If you want to participate in the metaverse, the most practical way is to buy and sell NFTs or project tokens. The process isn’t complicated: first, choose mainstream trading platforms like OpenSea, download a MetaMask wallet, connect it to the platform, buy cryptocurrencies like Ethereum to fund your wallet, then select your favorite NFT projects to purchase. When selling, find the NFT you hold in your profile, set a price, and list it. If you’re in a hurry to sell, you can accept offers below the floor price.
But there are three "don’ts" to remember: don’t enter your private key on unfamiliar platforms (your private key is like your bank password), don’t use the same password for all accounts, and don’t believe in "guaranteed profit" NFT airdrop ads.
Honestly, the liquidity of metaverse and NFT investments is still not as good as cryptocurrency trading, and many projects carry the risk of no buyers. My advice for newcomers is to start with small funds to test the waters, because many projects branded as metaverse are essentially air; once market enthusiasm fades, prices can plummet sharply.

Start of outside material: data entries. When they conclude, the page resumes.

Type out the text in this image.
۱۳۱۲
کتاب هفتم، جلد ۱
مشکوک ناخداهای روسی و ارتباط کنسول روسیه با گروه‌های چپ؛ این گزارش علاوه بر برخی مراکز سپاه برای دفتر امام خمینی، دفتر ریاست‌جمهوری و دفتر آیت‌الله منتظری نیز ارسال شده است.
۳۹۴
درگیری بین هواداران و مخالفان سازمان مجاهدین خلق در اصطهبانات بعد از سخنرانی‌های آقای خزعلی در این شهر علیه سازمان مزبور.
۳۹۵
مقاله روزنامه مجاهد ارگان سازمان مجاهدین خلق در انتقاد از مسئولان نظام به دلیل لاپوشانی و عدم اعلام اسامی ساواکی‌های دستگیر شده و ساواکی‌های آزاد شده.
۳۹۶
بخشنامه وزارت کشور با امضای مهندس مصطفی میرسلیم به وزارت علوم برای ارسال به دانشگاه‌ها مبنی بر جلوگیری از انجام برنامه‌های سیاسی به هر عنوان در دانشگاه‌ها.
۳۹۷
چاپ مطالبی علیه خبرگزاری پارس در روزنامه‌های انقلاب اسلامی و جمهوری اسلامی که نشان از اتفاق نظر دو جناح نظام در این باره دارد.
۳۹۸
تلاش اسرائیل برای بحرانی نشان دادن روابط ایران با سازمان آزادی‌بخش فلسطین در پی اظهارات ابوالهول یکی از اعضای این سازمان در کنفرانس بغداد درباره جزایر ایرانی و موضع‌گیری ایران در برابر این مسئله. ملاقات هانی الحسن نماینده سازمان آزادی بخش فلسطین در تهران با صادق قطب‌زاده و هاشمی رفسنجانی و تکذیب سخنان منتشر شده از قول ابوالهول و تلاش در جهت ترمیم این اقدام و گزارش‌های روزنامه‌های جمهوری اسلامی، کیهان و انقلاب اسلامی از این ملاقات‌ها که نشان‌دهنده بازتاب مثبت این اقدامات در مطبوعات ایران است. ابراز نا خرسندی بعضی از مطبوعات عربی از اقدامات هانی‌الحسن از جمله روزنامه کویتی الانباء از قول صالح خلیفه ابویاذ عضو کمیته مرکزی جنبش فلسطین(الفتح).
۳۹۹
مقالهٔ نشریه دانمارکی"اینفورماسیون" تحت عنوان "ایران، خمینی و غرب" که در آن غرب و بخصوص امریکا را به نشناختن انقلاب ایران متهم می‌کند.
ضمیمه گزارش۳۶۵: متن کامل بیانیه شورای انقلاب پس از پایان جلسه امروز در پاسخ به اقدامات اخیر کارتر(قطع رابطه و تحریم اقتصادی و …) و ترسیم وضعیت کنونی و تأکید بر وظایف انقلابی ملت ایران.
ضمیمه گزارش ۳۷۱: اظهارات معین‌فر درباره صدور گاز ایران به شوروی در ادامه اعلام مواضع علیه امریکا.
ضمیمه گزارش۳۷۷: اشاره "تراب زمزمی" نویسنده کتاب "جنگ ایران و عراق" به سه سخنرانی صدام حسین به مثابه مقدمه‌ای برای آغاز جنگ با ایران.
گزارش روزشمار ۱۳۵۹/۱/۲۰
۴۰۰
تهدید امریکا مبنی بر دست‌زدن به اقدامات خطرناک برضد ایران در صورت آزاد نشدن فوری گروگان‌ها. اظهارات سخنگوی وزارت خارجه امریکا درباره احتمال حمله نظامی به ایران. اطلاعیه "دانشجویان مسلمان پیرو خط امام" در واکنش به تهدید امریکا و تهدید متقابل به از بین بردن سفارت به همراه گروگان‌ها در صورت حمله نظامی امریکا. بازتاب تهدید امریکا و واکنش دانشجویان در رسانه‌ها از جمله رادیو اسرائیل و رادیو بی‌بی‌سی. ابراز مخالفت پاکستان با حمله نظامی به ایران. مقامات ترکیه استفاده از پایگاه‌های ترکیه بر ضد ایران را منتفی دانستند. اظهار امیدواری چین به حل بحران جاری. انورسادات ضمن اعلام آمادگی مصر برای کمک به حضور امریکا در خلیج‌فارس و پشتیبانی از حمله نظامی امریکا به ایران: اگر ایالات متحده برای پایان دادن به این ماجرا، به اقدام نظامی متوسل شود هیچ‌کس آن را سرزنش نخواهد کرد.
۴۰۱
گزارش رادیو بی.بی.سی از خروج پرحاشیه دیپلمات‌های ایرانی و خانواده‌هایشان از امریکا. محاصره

In the long run, the metaverse still has potential. Tech giants like Meta, Microsoft, and Google are investing heavily; virtual reality and AI will become key components. More laws and regulations are expected to be introduced to regulate this field, lowering entry barriers. The metaverse could truly change how people live and how economies operate, with NFTs serving as its infrastructure—evolving as application scenarios expand. Although risks exist, with good trading discipline, this market remains worth paying attention to.